Can the victim make the State drop charges in a domestic battery case?

by Sami Azhari on August 20, 2021

Drop Charges in Domestic Battery

NOTE: This article has updated material to explain the impact of Public Act 101-223 (effective January 1, 2020) and Public Act 101-651 (effective August 7, 2020). Once these acts became law in Illinois, certain rules changed concerning aggravated battery offenses.

Many people believe that if they are the victim of a domestic violence incident, they can choose whether to press charges. During the course of a domestic altercation, they call 911 wanting the police to show up and calm the situation. In many instances, they do not want the defendant to be arrested.

But once the call to the police is made, the situation is taken out of their hands.

Domestic Violence Courtrooms

In Illinois domestic violence courtrooms, the person who is the victim has no say as to whether the prosecution will pursue or drop charges. The State’s Attorney has authority over the case and complete discretion as to which cases will be prosecuted.

Judges and attorneys refer to the victim as the complaining witness, because that is who made the complaint (e.g., the 911 call that resulted in the arrest). The fact that the complaining witness refused to sign a written complaint – or make a written statement – has no impact on whether the State’s Attorney will go forward with the case. A phone call to the State’s Attorney also has no influence on whether the case will go forward.

The reason is politics. Each county’s prosecutor, the State’s Attorney, is an elected official. State’s Attorneys get elected by being tough on crime. Consequently, domestic abuse is always a top priority for State’s Attorneys. If the prosecutor is seen as being weak in prosecuting domestic violence offenders, it can make re-election almost impossible.
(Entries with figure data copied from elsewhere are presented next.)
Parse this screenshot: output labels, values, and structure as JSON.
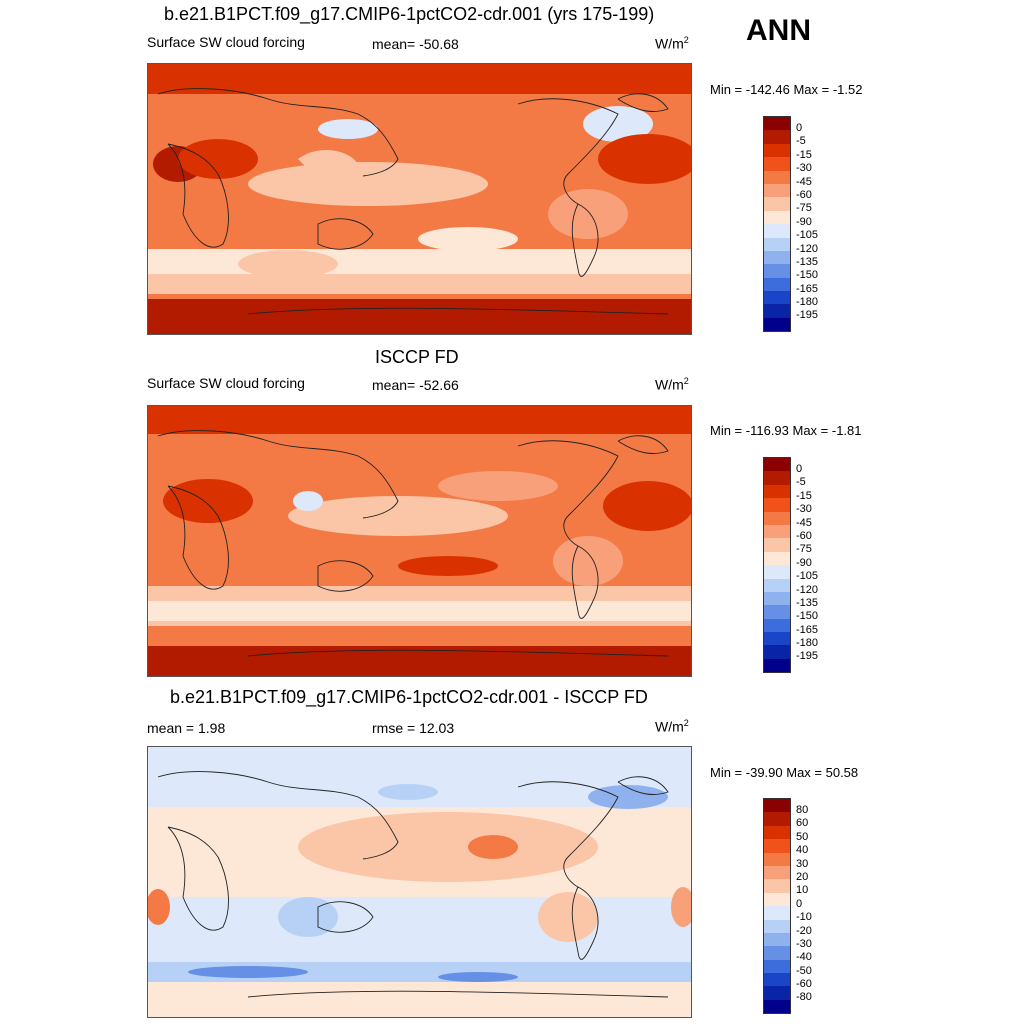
{
  "season": "ANN",
  "panels": [
    {
      "title": "b.e21.B1PCT.f09_g17.CMIP6-1pctCO2-cdr.001 (yrs 175-199)",
      "left_label": "Surface SW cloud forcing",
      "mean_label": "mean= -50.68",
      "units": "W/m",
      "units_sup": "2",
      "minmax": "Min = -142.46 Max =  -1.52",
      "colorbar": {
        "labels": [
          "0",
          "-5",
          "-15",
          "-30",
          "-45",
          "-60",
          "-75",
          "-90",
          "-105",
          "-120",
          "-135",
          "-150",
          "-165",
          "-180",
          "-195"
        ],
        "colors": [
          "#8b0000",
          "#b31b00",
          "#d93200",
          "#f0521a",
          "#f47a45",
          "#f8a07a",
          "#fbc6a8",
          "#fde8d8",
          "#dde9fa",
          "#b7d0f5",
          "#8fb2ef",
          "#6690e6",
          "#3d6ddc",
          "#1a45c8",
          "#0a24a8",
          "#00008b"
        ]
      }
    },
    {
      "title": "ISCCP FD",
      "left_label": "Surface SW cloud forcing",
      "mean_label": "mean= -52.66",
      "units": "W/m",
      "units_sup": "2",
      "minmax": "Min = -116.93 Max =  -1.81",
      "colorbar": {
        "labels": [
          "0",
          "-5",
          "-15",
          "-30",
          "-45",
          "-60",
          "-75",
          "-90",
          "-105",
          "-120",
          "-135",
          "-150",
          "-165",
          "-180",
          "-195"
        ],
        "colors": [
          "#8b0000",
          "#b31b00",
          "#d93200",
          "#f0521a",
          "#f47a45",
          "#f8a07a",
          "#fbc6a8",
          "#fde8d8",
          "#dde9fa",
          "#b7d0f5",
          "#8fb2ef",
          "#6690e6",
          "#3d6ddc",
          "#1a45c8",
          "#0a24a8",
          "#00008b"
        ]
      }
    },
    {
      "title": "b.e21.B1PCT.f09_g17.CMIP6-1pctCO2-cdr.001 - ISCCP FD",
      "left_label": "mean =   1.98",
      "mean_label": "rmse =  12.03",
      "units": "W/m",
      "units_sup": "2",
      "minmax": "Min = -39.90 Max =  50.58",
      "colorbar": {
        "labels": [
          "80",
          "60",
          "50",
          "40",
          "30",
          "20",
          "10",
          "0",
          "-10",
          "-20",
          "-30",
          "-40",
          "-50",
          "-60",
          "-80"
        ],
        "colors": [
          "#8b0000",
          "#b31b00",
          "#d93200",
          "#f0521a",
          "#f47a45",
          "#f8a07a",
          "#fbc6a8",
          "#fde8d8",
          "#dde9fa",
          "#b7d0f5",
          "#8fb2ef",
          "#6690e6",
          "#3d6ddc",
          "#1a45c8",
          "#0a24a8",
          "#00008b"
        ]
      }
    }
  ]
}
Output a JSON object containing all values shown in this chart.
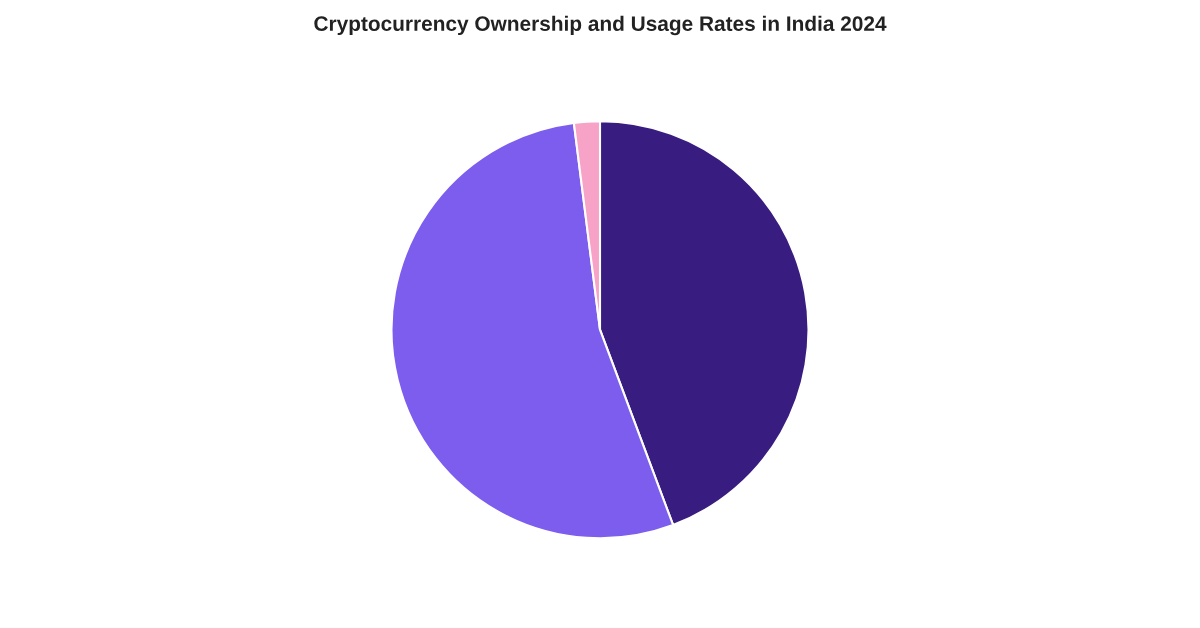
{
  "chart_data": {
    "type": "pie",
    "title": "Cryptocurrency Ownership and Usage Rates in India 2024",
    "categories": [
      null,
      null,
      null
    ],
    "values": [
      44.3,
      53.7,
      2.0
    ],
    "colors": [
      "#381c80",
      "#7d5ded",
      "#f7a3c8"
    ]
  }
}
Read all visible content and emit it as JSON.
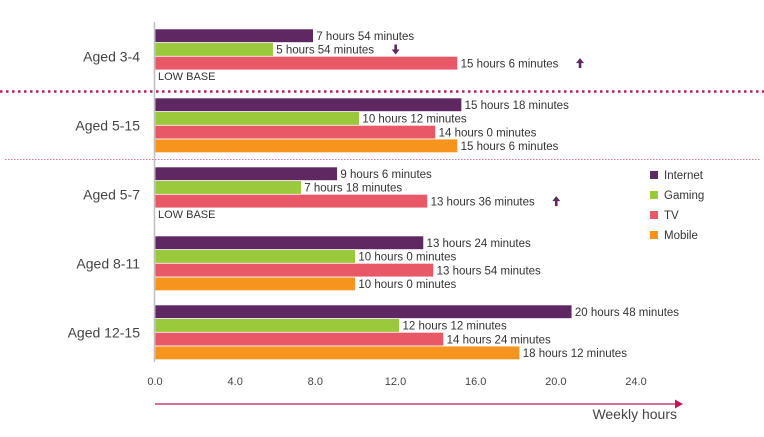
{
  "chart_data": {
    "type": "bar",
    "orientation": "horizontal",
    "xlabel": "Weekly hours",
    "xlim": [
      0,
      24
    ],
    "xticks": [
      "0.0",
      "4.0",
      "8.0",
      "12.0",
      "16.0",
      "20.0",
      "24.0"
    ],
    "legend_position": "right",
    "series": [
      {
        "name": "Internet",
        "color": "#5f2862"
      },
      {
        "name": "Gaming",
        "color": "#9bc93c"
      },
      {
        "name": "TV",
        "color": "#e85867"
      },
      {
        "name": "Mobile",
        "color": "#f7941d"
      }
    ],
    "groups": [
      {
        "label": "Aged 3-4",
        "note": "LOW BASE",
        "bars": [
          {
            "series": "Internet",
            "value": 7.9,
            "label": "7 hours 54 minutes",
            "arrow": ""
          },
          {
            "series": "Gaming",
            "value": 5.9,
            "label": "5 hours 54 minutes",
            "arrow": "down"
          },
          {
            "series": "TV",
            "value": 15.1,
            "label": "15 hours 6 minutes",
            "arrow": "up"
          }
        ]
      },
      {
        "label": "Aged 5-15",
        "note": "",
        "bars": [
          {
            "series": "Internet",
            "value": 15.3,
            "label": "15 hours 18 minutes",
            "arrow": ""
          },
          {
            "series": "Gaming",
            "value": 10.2,
            "label": "10 hours 12 minutes",
            "arrow": ""
          },
          {
            "series": "TV",
            "value": 14.0,
            "label": "14 hours 0 minutes",
            "arrow": ""
          },
          {
            "series": "Mobile",
            "value": 15.1,
            "label": "15 hours 6 minutes",
            "arrow": ""
          }
        ]
      },
      {
        "label": "Aged 5-7",
        "note": "LOW BASE",
        "bars": [
          {
            "series": "Internet",
            "value": 9.1,
            "label": "9 hours 6 minutes",
            "arrow": ""
          },
          {
            "series": "Gaming",
            "value": 7.3,
            "label": "7 hours 18 minutes",
            "arrow": ""
          },
          {
            "series": "TV",
            "value": 13.6,
            "label": "13 hours 36 minutes",
            "arrow": "up"
          }
        ]
      },
      {
        "label": "Aged 8-11",
        "note": "",
        "bars": [
          {
            "series": "Internet",
            "value": 13.4,
            "label": "13 hours 24 minutes",
            "arrow": ""
          },
          {
            "series": "Gaming",
            "value": 10.0,
            "label": "10 hours 0 minutes",
            "arrow": ""
          },
          {
            "series": "TV",
            "value": 13.9,
            "label": "13 hours 54 minutes",
            "arrow": ""
          },
          {
            "series": "Mobile",
            "value": 10.0,
            "label": "10 hours 0 minutes",
            "arrow": ""
          }
        ]
      },
      {
        "label": "Aged 12-15",
        "note": "",
        "bars": [
          {
            "series": "Internet",
            "value": 20.8,
            "label": "20 hours 48 minutes",
            "arrow": ""
          },
          {
            "series": "Gaming",
            "value": 12.2,
            "label": "12 hours 12 minutes",
            "arrow": ""
          },
          {
            "series": "TV",
            "value": 14.4,
            "label": "14 hours 24 minutes",
            "arrow": ""
          },
          {
            "series": "Mobile",
            "value": 18.2,
            "label": "18 hours 12 minutes",
            "arrow": ""
          }
        ]
      }
    ],
    "colors": {
      "arrow": "#5f2862",
      "axis_arrow": "#c2185b",
      "divider": "#c2185b",
      "bar_outline": "#ffffff"
    }
  }
}
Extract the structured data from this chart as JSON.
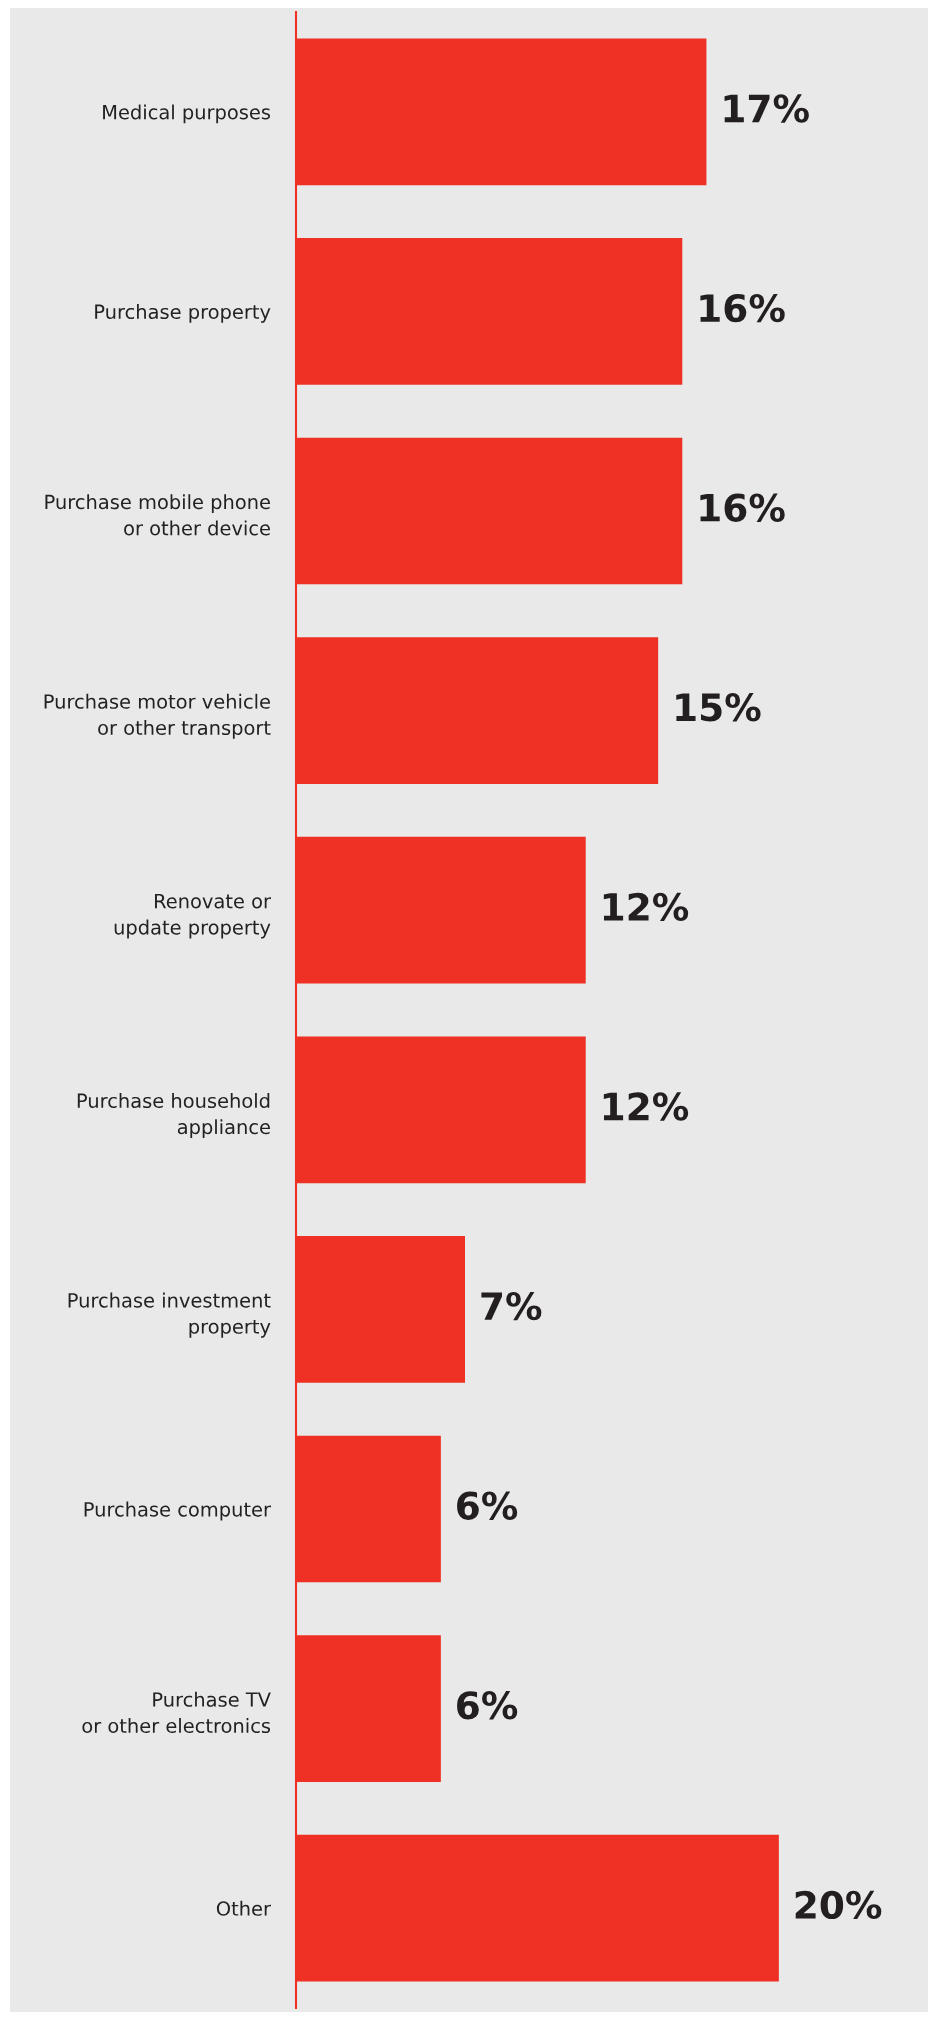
{
  "chart_data": {
    "type": "bar",
    "orientation": "horizontal",
    "categories": [
      "Medical purposes",
      "Purchase property",
      "Purchase mobile phone\nor other device",
      "Purchase motor vehicle\nor other transport",
      "Renovate or\nupdate property",
      "Purchase household\nappliance",
      "Purchase investment\nproperty",
      "Purchase computer",
      "Purchase TV\nor other electronics",
      "Other"
    ],
    "values": [
      17,
      16,
      16,
      15,
      12,
      12,
      7,
      6,
      6,
      20
    ],
    "color": "#ee3124",
    "tick_labels": "y",
    "data_labels": true,
    "value_labels": [
      "17%",
      "16%",
      "16%",
      "15%",
      "12%",
      "12%",
      "7%",
      "6%",
      "6%",
      "20%"
    ],
    "grid": false,
    "legend": false
  }
}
And so, the State’s Attorney policy will generally prosecute these cases to the fullest extent of the law.

The decision to drop charges does not belong to the victim. In fact, the prosecution can go forward, even if the victim does not cooperate.

For example, a common belief from complaining witnesses is that they can refuse to testify. This belief is mistaken. A complaining witness can be forced to testify against the defendant.

Very few people can lawfully refuse to testify. The defendant can refuse to testify, but only because they are protected by the 5th Amendment privilege against self-incrimination. The defendant can plead the 5th and suffer no consequences.

For anybody else, though, refusing to testify can cause the judge to hold them in contempt of court. In addition to being fined, they can be sentenced to jail. This happens more often than people expect. Once a case makes its way before a judge, the court is usually of the opinion that a refusal to testify is similar to obstruction of justice. Judges typically punish this behavior severely.

Spousal Immunity Privilege

Illinois law does recognize the spousal immunity privilege. This privilege allows a spouse to refuse to answer questions, but only concerning confidential communications between a husband and wife. The privilege protects things that are said in private between spouses. If a spouse is accused of domestic battery under 720 ILCS 5/12-3.2, that is not a confidential communication. Rather, the act was a criminal offense. Therefore, the court could require the complaining witness to testify against the defendant.

Even though domestic battery is usually charged as a Class A misdemeanor, it can become a felony crime. If the defendant previously committed domestic battery – or previously committed numerous other crimes, including aggravated battery – the charge will likely be a Class 4 felony instead.

An arrest for domestic battery presents a complicated situation. The complaining witness has no control over the proceedings. The defendant must rely on the advice and defense strategies of their attorney.